Линдор умер не так, как ожидалось. Вечером того же дня над деревней со стороны восхода появился один из детенышей Зверя, сделал круг и медленно уплыл к востоку. Люди почти безразлично проводили его взглядами. Умнейший метался от дома к дому, от человека к человеку, кричал в самые уши, хватал за плечи, тряс – все было без толку. Деревня впала в странное оцепенение. Казалось, люди ждут чего-то очень важного, мучительно пытаясь понять – чего? Не бегали дети, не судачили, собираясь в проулках, женщины, замолчали младенцы в колыбелях. Собаки и те перестали лаять. Один пьяный Кирейн, валявшийся у родника на Злачной поляне, полдня пытался начать какую-то песню, но что это была за песня – никто не понял и понять не пытался. Пьяницу лишь оттащили подальше от родника, чтобы нечаянно не захлебнулся, и оставили в покое.

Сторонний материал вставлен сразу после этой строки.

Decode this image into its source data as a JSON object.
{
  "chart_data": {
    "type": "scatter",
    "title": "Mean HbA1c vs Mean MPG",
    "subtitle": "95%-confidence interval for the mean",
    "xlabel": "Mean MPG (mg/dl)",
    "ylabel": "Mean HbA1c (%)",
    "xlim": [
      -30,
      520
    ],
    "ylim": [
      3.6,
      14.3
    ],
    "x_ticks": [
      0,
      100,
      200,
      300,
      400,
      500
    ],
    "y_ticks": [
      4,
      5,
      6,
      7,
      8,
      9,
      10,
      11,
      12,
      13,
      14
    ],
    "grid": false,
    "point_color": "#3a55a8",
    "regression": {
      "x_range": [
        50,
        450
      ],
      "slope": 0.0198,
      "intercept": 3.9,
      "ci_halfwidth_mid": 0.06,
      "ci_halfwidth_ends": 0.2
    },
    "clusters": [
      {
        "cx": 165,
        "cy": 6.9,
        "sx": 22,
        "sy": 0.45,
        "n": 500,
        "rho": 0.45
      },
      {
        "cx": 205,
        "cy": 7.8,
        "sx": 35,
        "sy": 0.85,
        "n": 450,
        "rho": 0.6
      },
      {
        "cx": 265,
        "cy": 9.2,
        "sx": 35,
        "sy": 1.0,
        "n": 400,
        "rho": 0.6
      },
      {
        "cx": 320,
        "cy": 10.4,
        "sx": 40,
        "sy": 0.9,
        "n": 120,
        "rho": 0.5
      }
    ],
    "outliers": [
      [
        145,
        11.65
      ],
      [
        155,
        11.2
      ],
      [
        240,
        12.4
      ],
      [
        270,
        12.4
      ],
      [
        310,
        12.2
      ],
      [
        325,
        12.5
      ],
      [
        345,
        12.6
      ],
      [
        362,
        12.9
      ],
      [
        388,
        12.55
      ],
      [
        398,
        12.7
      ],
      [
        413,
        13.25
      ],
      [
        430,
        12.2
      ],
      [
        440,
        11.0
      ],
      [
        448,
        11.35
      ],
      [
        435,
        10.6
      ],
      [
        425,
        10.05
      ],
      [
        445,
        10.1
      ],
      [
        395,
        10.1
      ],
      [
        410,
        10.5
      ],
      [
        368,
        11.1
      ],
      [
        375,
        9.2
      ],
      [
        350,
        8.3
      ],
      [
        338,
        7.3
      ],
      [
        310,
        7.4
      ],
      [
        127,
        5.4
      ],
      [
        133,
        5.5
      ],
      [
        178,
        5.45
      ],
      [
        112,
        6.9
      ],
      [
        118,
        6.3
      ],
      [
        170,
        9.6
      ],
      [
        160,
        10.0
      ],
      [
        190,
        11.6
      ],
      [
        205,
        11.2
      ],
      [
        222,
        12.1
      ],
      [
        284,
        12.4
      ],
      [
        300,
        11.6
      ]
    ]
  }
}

Проходя мимо Леона, Умнейший толкнул его ногой.
– Сидишь? Ну и сиди, жди. Тьфу на вас. Сколько ни говори дитяте, что стенка твердая, а он, пока лоб не расшибет, не поверит. Надоело! Ухожу! Пойдешь со мной?
– Куда? – вяло спросил Леон, через силу подняв голову. Он не улавливал смысла в словах Умнейшего, он едва уловил сами слова. Вздорный и нелепый старикан с птичьим гнездом на голове, хуже Париса, пусть он уйдет…
– Все равно куда. Нельзя здесь оставаться. Сами поймете, когда уже поздно будет. Пойдешь?
Леон покачал головой.
– Это куда «пойдешь»? – Хлоя была тут как тут, но перед Умнейшим все же немного робела и обращалась только к Леону, иначе несдобровать бы Умнейшему. – Я тебе уйду! Ты у меня, дрянь, уйдешь! Ишь чего удумал! – Леон всем своим видом показывал обратное, зная по опыту, что мало кто способен заставить Хлою замолчать. – Да ты на меня глазами не зыркай, ты лучше на себя погляди, бездельник, – кому ты, драконий хвост, нужен, если собственной жене от тебя ни прибытка, ни удовольствия? Другой бы муж еще в первый день с Хранительницей насчет стекла переговорил, чтобы в Город послали, а этому хоть бы хны. Вижу, куда ты смотришь! Только попробуй у меня еще раз подойти к этой девке, вот только попробуй – Хранительница тебе покажет, кто ты такой есть, а я добавлю…
Умнейший, только и пробурчав под нос непонятное: «Не женщина – лесопилка», отступил с озадаченным видом, ковыряя в ухе, заросшем седым волосом. Леон покорно страдал. Эта толстая нелюбимая женщина чего-то от него хочет. Глупая, она пытается сделать ему еще хуже, чем есть, она как враг. Но ведь не бывает хуже, чем есть. Разве это можно – убивать?..
Леон внезапно понял, и это было словно озарение, словно ослепительная вспышка. Враг! Точно. Что-то напрочь забытое из дошкольного курса для малышей. Когда-то юные и неразумные люди, спустившись с Великого Нимба, выдумывали себе врага и, сражаясь с ним, сами превращали себя во врагов врага… Кажется, так. Кажется, это было очень давно, и люди тогда любили неживое. Или нет, я путаю? Наверно, сражаться – значит охотиться друг на друга, как Железный Зверь охотился на нас…
Леон стиснул виски ладонями – звенело в ушах, вопли Хлои мешали думать. Враг. То самое имя. Враг – это тот, с кем надо сражаться, иначе умрешь. Железный Зверь – Враг, значит, и мы ему враги. Или нет? Нельзя принимать скоропалительных решений, надо спросить Хранительницу, обдумать…
Хлоя еще продолжала кричать на мужа, когда в небе над деревней вновь появился детеныш Зверя. Он двигался совершенно бесшумно. На этот раз сверкающий на солнце, словно вычерченный циркулем диск шел гораздо ниже, чем в первый раз, почти цепляя верхушки деревьев, и вынырнул из-за кромки леса совершенно неожиданно. Одно мгновение казалось, что он и теперь пройдет мимо деревни, – но только одно мгновение.